Mi sta dicendo che secondo lei c'è dell'altro?
«Non sappiamo se sono venute fuori tutte le intercettazioni. In genere nella prima fase delle indagini viene trascritta solo una parte delle registrazioni, quella favorevole all'accusa».
Palamara è finito nel tritacarne perché ha perso una battaglia di potere?
«Questo non lo so. Per fare il magistrato occorre un'etica che nessuna legge può dare, ma una riforma dovrebbe prevedere un sistema di accesso alla magistratura rigoroso includendo anche i tanto contestati test psico-attitudinali».
Ci sarebbe una sollevazione della categoria.
«Che invece ne guadagnerebbe. Noi avvocati facciamo l'esame dopo un lungo periodo di pratica, sotto il controllo del maestro avvocato. Ho sconsigliato a molti giovani di fare l'esame di avvocato, ad esempio. Serve un sistema simile per la magistratura. Un esperto magistrato che valuti l'attitudine. Invece oggi c'è un concorso su base mnemonica e Bonafede resta immobile».
Comunque queste intercettazioni hanno fornito un assist straordinario a Salvini.

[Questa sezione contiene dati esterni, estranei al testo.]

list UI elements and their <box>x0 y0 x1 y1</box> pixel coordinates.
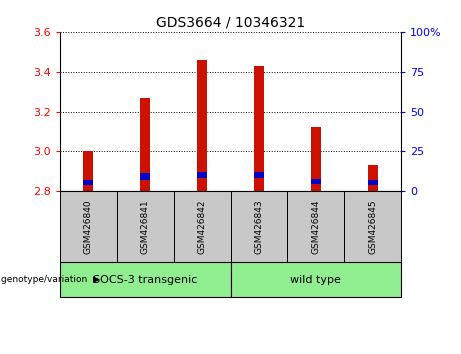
Text: GSM426840: GSM426840 <box>84 199 93 254</box>
Text: GSM426845: GSM426845 <box>368 199 377 254</box>
Text: genotype/variation  ▶: genotype/variation ▶ <box>1 275 100 284</box>
Bar <box>311 127 321 191</box>
Bar <box>311 179 321 184</box>
Text: GSM426843: GSM426843 <box>254 199 263 254</box>
Bar <box>254 66 264 191</box>
Bar <box>140 98 150 191</box>
Bar <box>197 60 207 191</box>
Title: GDS3664 / 10346321: GDS3664 / 10346321 <box>156 15 305 29</box>
Bar <box>367 165 378 191</box>
Bar <box>83 151 94 191</box>
Bar <box>140 173 150 180</box>
Text: SOCS-3 transgenic: SOCS-3 transgenic <box>93 275 197 285</box>
FancyBboxPatch shape <box>60 191 117 262</box>
FancyBboxPatch shape <box>230 262 401 297</box>
FancyBboxPatch shape <box>344 191 401 262</box>
Bar <box>254 172 264 178</box>
Bar <box>367 180 378 185</box>
Text: GSM426841: GSM426841 <box>141 199 150 254</box>
Text: GSM426842: GSM426842 <box>198 199 207 254</box>
FancyBboxPatch shape <box>287 191 344 262</box>
FancyBboxPatch shape <box>60 262 230 297</box>
FancyBboxPatch shape <box>117 191 174 262</box>
Text: GSM426844: GSM426844 <box>311 199 320 254</box>
Bar <box>197 172 207 178</box>
Bar <box>83 180 94 185</box>
FancyBboxPatch shape <box>174 191 230 262</box>
Text: wild type: wild type <box>290 275 341 285</box>
FancyBboxPatch shape <box>230 191 287 262</box>
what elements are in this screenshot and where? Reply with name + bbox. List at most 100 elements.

«Sentire un magistrato - che, con Dio e il sacerdote, è l'unico al mondo che ti possa condannare o assolvere - dire attacchiamo Salvini anche se ha ragione ha lasciato basito e incredulo anche chi detesta il leader della Lega, perché la gente ha realizzato che puoi essere processato a prescindere dai torti e dalle ragioni. Anche molti che mi criticarono quando mi candidai con il Carroccio mi hanno chiamato per manifestarmi la loro preoccupazione».
È stata una svolta epocale?
«Più che una svolta, ha reso chiaro anche ai non addetti ai lavori ciò che nell'ambiente sapevano tutti. Adesso molti pensano che quello che è capitato a Salvini può capitare anche a loro. Si sentono più fragili e la cosa ha un effetto drammatico per la giustizia. È devastante il riferimento ad un fatto oggetto di indagini. Da avvocato, provo rabbia».
Quando è iniziato il deterioramento della magistratura?
«Lo scambio di favori e il mercanteggiamento politico sono pratiche che ci sono sempre state. Diciamo che con il tempo si sono cronicizzate».
E delle novità sulla condanna a Berlusconi, con l'audio di uno dei giudici che condannò il Cavaliere che si scusa con lui e dice di aver dovuto obbedire a input superiori? «Voglio dire soltanto che non si può non andare a fondo sulla vicenda facendo finta che non ci riguardi. Queste cose incidono su tutti i cittadini».
Gli anti-berlusconiani insinuano dubbi sull'audio.
«Ho lavorato per sette anni con l'avvocato Coppi, che non è uno dei difensori storici di Berlusconi e non gli deve nulla. Non solo non si presterebbe a giochi politici, ma quando nei processi oggetto di attenzione pubblica arrivavano testi favorevoli alla difesa, lui li cacciava via se aveva dei dubbi. Se lui produce l'audio del giudice, significa che è certo della bontà della prova. Ma a parte i casi specifici, il punto è che serve avere il coraggio di cambiare, e chiamo in causa Renzi e Italia Viva».
E cosa c'entra l'altro Matteo?
«Quando la Lega governava con il M5S, uno dei punti di maggiore scontro era la riforma del Csm. Ci siamo seduti al tavolo con Bonafede e, quando abbiamo capito che non voleva riformare nulla, ce ne siamo andati e l'esperienza del governo si è chiusa. Salvini ha rotto anche sulla giustizia; Renzi invece continua a pungolare ma poi torna indietro. Così è troppo comodo. Se a uno non stanno bene le cose, deve trovare la forza di ribaltare il tavolo».